Object recognition has been one of the major targets, and major disappointments, of traditional AI. While machine vision is a real industry, its successes have been in narrowly defined applications under highly controlled conditions, such as decoding license plates, identifying fingerprints, recognizing printed characters, and inspecting products (for instance, identifying burnt potato chips so they can be blown out of an assembly line). Each machine vision system “sees” only a specific kind of object; for example, the machine that reads license plates would not be able to identify fingerprints, and vice versa. Although today’s technology might be good enough to give us machines that recognize any one thing, most jobs in most industries – assembly, maintenance, health care, transportation, security – require more versatility than that. Workers need to be able to recognize a hammer and a screwdriver and a wrench, despite differences in lighting, the objects’ orientation, and the surrounding clutter. The failure to build machines that can do this is especially frustrating given that birds like crows, and small mammals like rats, routinely exhibit a level of skill in general recognition that is way beyond current technology. There is something about not being able to make machines as smart as we are that is consoling to our vanity; but not being able to make one as smart as a pigeon is just embarrassing.
So for years AI researchers have been working on the problem of associating visual patterns with meanings or identities. This is one of the areas where AI and neuroscience have been edging toward each other: neuroscience has been working on the brain’s role in object recognition, AI on the general logic of what any system would have to do to solve the same problem. After decades they are almost within talking distance. DiCarlo wonders if it might be time to christen a new discipline that draws from both fields, like “biologically inspired machine vision.”
No university is approaching this intersection faster than MIT, where the collaboration of engineering and science is an institutional mission. And that, says DiCarlo, is one reason he came to MIT: he expects the revolution to happen here.

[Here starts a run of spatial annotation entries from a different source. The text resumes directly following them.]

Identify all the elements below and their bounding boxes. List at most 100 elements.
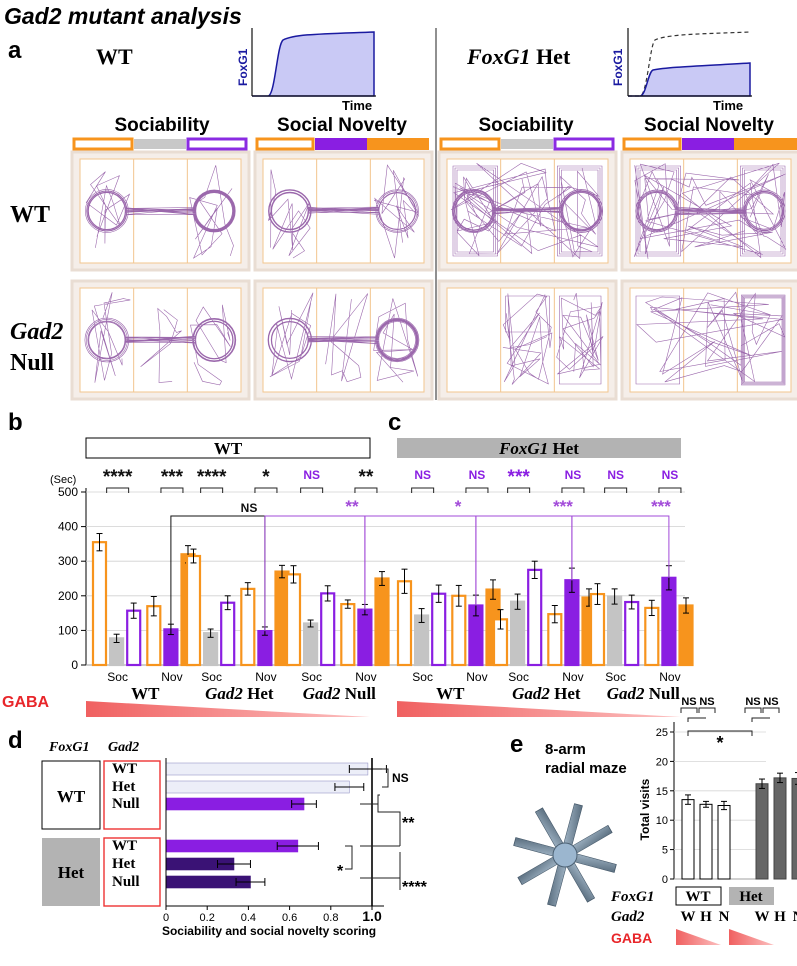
d-box-het-label: Het [58,863,85,882]
panel-a-wt-header: WT [96,44,133,69]
bc-xtick-label: Nov [255,670,276,684]
panel-b-header: WT [214,439,243,458]
d-bracket-2star [360,794,401,847]
e-bar [699,803,713,880]
panel-b-letter: b [8,409,23,436]
e-box-het-label: Het [739,889,762,905]
connector-label: ** [345,497,359,516]
e-bar [791,777,797,880]
group-connector [571,515,670,581]
sig-bracket [507,487,531,493]
d-row-label: Null [112,874,140,890]
sig-bracket [411,487,435,493]
foxg1-inset-wt: FoxG1 Time [236,28,376,113]
group-label-rest: Het [243,684,274,703]
bar-b-soc1-2 [220,601,236,667]
trace-box-5 [253,279,434,401]
d-box-wt-label: WT [57,787,86,806]
group-label-rest: WT [436,684,465,703]
chamber-bar-nov-het-right [734,138,797,150]
sig-label: NS [469,468,486,482]
group-label: Gad2 Null [607,684,680,703]
chamber-bar-soc-het-left [439,137,501,151]
bc-ytick-label: 0 [71,658,78,672]
d-xlabel: Sociability and social novelty scoring [162,924,376,938]
radial-maze-illustration [513,803,617,907]
gaba-label-b: GABA [2,694,50,711]
sig-bracket [300,487,324,493]
panel-c-header-italic: FoxG1 [498,439,548,458]
het-header-rest: Het [531,44,571,69]
panel-a-letter: a [8,37,22,64]
e-sig-bracket [680,707,698,713]
e-ylabel: Total visits [638,778,652,840]
chamber-bar-soc-wt-left [72,137,134,151]
bar-c-soc0-2 [431,592,447,667]
panel-c-header-box [397,438,681,458]
e-sig-bracket [744,707,762,713]
row-label-gad2: Gad2 [10,319,63,345]
bar-b-soc2-2 [320,592,336,667]
bc-xtick-label: Soc [301,670,322,684]
group-label-italic: Gad2 [607,684,645,703]
d-box-wt [41,760,101,830]
foxg1-wt-reference-dashed [628,31,751,97]
sig-label: NS [414,468,431,482]
e-gaba-triangle-het [729,929,774,945]
bar-b-soc0-0 [91,541,108,667]
d-xtick-label: 0.2 [200,912,215,924]
mouse-track-path [633,162,787,259]
trace-box-7 [620,279,797,401]
bc-xtick-label: Soc [107,670,128,684]
bc-xtick-label: Soc [605,670,626,684]
bar-c-soc1-2 [527,568,543,667]
maze-label-line2: radial maze [545,760,627,777]
sig-label: *** [161,467,184,488]
e-box-wt [675,886,722,906]
sig-bracket [658,487,682,493]
d-sig-1star: * [337,863,344,880]
maze-label-line1: 8-arm [545,741,586,758]
chamber-bar-nov-het-left [622,137,682,151]
e-ytick-label: 15 [656,786,668,798]
sig-bracket [465,487,489,493]
gaba-triangle-c [397,701,681,717]
group-label-rest: Null [644,684,680,703]
bc-xtick-label: Nov [659,670,680,684]
bar-b-nov1-1 [257,629,273,667]
trace-box-3 [620,150,797,272]
bar-c-soc2-2 [624,600,640,667]
chamber-bar-nov-wt-right [367,138,429,150]
d-xtick-label: 0.4 [241,912,256,924]
sig-label: NS [303,468,320,482]
e-row-foxg1: FoxG1 [610,889,654,905]
trace-box-0 [70,150,251,272]
group-label-italic: Gad2 [205,684,243,703]
chamber-bar-nov-wt-left [255,137,315,151]
d-row-label: WT [112,761,137,777]
maze-center [552,842,578,868]
panel-c-header-rest: Het [548,439,579,458]
group-label-italic: Gad2 [512,684,550,703]
sig-label: **** [103,467,133,488]
e-sig-bracket-star [687,730,753,736]
chamber-bar-soc-wt-right [186,137,248,151]
bc-xtick-label: Soc [412,670,433,684]
bar-c-nov2-2 [678,604,694,667]
e-bar [681,799,695,880]
panel-a-het-header: FoxG1 Het [466,44,571,69]
group-label-rest: Null [340,684,376,703]
panel-c-header: FoxG1 Het [498,439,579,458]
d-row-label: Het [112,856,135,872]
e-sig-bracket [762,707,780,713]
tracking-trace-boxes [70,150,797,401]
row-label-null: Null [10,350,54,376]
maze-arms [513,803,617,907]
e-gaba-triangle-wt [676,929,721,945]
bc-xtick-label: Nov [466,670,487,684]
bar-c-nov1-1 [564,579,580,667]
label-sociability-het: Sociability [478,115,573,136]
group-label-italic: Gad2 [303,684,341,703]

Modeling Immediate Recognition
A striking illustration of DiCarlo’s point can be found in the labs of Tomaso Poggio. The codirector of MIT’s Center for Biological and Computational Learning, Poggio has been working on vision for four decades, first at the Max Planck Institute in Tübingen, Germany, then at MIT’s AI lab (which became the Computer Science and Artificial Intelligence Lab), and now in the Department of Brain and Cognitive Sciences. (Poggio collaborated with DiCarlo in the macaque experiments described in Science.) For much of this time, Poggio directed one research group in neuro-science and one in machine vision and saw no reason to bring them together. “We knew so little,” he says. “I always thought it was a mistake to expect much from neuro-science.” But recent results from a project carried out by postdoc Thomas Serre and Aude Oliva, assistant professor of cognitive neuroscience in BCS, made him a convert.